Early on, Ahmad reintroduces himself to Léa as she’s attempting to fix a bicycle chain with a curly-headed, slightly wounded-looking boy named Fouad (Elyes Aguis)—and so the story’s wheels are set in motion. Little does Ahmad know, but he’s wandered into the middle of a truth-bomb minefield. Shortly after he settles into Marie’s house (a well-realized space of clutter and frazzled upkeep), he learns that she’s already living there with Samir (Tahar Rahim), the man she plans to marry—Marie claims to have told Ahmad about this over e-mail; Ahmad, up in arms, says he never got any such communication. Before the divorce hearing, Marie informs Ahmad that she’s pregnant with Samir’s child. Pressed by Marie to find out why Lucie is being so sullen and distant, Ahmad learns that she’s angry because Samir is still married—to a woman who’s still in a coma after attempting suicide months earlier, arranging her act of self-harm so that her young son, Fouad, saw it happen.
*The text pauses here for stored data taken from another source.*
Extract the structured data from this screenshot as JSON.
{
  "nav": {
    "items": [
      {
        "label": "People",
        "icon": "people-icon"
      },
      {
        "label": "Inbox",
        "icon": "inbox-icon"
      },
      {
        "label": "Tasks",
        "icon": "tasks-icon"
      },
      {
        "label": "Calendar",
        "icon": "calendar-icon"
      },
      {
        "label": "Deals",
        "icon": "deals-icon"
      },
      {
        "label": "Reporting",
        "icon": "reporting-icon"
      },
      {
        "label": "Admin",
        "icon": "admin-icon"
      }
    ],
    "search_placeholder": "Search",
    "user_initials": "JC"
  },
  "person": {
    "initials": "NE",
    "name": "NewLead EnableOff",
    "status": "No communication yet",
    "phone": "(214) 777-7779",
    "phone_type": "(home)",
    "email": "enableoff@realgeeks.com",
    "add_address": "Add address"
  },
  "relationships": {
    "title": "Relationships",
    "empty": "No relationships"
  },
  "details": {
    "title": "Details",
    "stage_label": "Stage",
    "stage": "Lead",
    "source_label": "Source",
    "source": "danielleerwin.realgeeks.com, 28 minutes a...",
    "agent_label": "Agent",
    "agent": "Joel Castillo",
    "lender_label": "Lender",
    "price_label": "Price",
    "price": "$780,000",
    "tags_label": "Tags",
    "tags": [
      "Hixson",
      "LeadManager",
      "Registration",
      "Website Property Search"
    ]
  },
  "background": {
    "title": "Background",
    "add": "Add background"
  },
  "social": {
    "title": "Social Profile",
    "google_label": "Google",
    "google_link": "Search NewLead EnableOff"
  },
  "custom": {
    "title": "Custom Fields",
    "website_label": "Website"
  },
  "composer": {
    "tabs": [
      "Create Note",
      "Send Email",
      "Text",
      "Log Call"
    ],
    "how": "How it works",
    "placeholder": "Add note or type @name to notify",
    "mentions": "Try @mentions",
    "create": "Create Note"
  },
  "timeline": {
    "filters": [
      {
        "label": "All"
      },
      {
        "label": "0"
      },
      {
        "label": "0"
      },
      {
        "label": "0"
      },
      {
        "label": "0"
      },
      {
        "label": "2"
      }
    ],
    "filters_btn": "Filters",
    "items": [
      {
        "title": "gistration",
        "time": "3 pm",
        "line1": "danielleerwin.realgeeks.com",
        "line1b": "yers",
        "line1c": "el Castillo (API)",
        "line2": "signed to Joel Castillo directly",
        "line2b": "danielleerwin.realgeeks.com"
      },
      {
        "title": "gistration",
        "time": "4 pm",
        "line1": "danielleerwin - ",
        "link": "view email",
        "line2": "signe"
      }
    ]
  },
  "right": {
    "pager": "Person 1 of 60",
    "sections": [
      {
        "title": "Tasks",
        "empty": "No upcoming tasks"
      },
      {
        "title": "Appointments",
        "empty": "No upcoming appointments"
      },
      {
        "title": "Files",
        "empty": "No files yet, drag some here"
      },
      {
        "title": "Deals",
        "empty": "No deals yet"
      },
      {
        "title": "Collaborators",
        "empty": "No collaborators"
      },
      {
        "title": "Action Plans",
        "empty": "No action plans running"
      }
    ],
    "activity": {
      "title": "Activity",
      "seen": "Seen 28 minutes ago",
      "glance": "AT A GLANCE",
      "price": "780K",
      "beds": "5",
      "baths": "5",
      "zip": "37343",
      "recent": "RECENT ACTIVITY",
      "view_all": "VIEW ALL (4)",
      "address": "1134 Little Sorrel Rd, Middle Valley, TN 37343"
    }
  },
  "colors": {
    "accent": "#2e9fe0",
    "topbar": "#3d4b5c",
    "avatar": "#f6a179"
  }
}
The gradual accrual of this parsed-out information is impressive. The characters pick over who said what and when, and events that appear incidental, such as Ahmad getting a paint stain on his shirt, have a way of echoing back later on: Samir owns a dry cleaner, where his wife got into a heated argument over a smudge on a customer’s dress just days before she tried to kill herself, by guzzling a bottle of detergent. But the scenario eventually falters under the weight of so many increasingly heavy revelations. Ahmad comes clean to Lucie that he himself had suicidal thoughts in the final days of his relationship with Marie; Lucie lets slip the observation that the glum Samir looks just like Ahmad. What emerges as the central mystery—whether Lucie, somewhat inadvertently, precipitated Samir’s wife’s half-successful suicide—seems almost trivial next to the barely addressed question of why the woman would kill herself in such a public manner and not find it necessary to clarify her reasons for doing so.

Throughout, Farhadi tends to privilege such complicating occurrences over thematic coherence: the film opens with Marie and Samir’s Paris-airport meeting, a large pane of glass between them, scanning initially, since we’re in an international travel hub, as a partition between the West and the Near East, but the culture-clash thread is not picked back up. For this reason, The Past comes to resemble a soap opera—it’s a drama that plays out between a select number of characters that’s designed expressly to draw the audience in, as it follows the circulation of trauma and regret, and deploys small switchback revelations that concern a woman lying unconscious on a hospital bed. Despite its portentous title, and its ostensible concern with the often-powerful reverberative aftereffect of events that have otherwise been consigned to history—with the delicate personal calculus of weighing how much of the past to cast aside and how much of it to use to guide yourself forward—Farhadi’s film seems disappointingly preoccupied with sustaining a sufficiently entangled narrative present.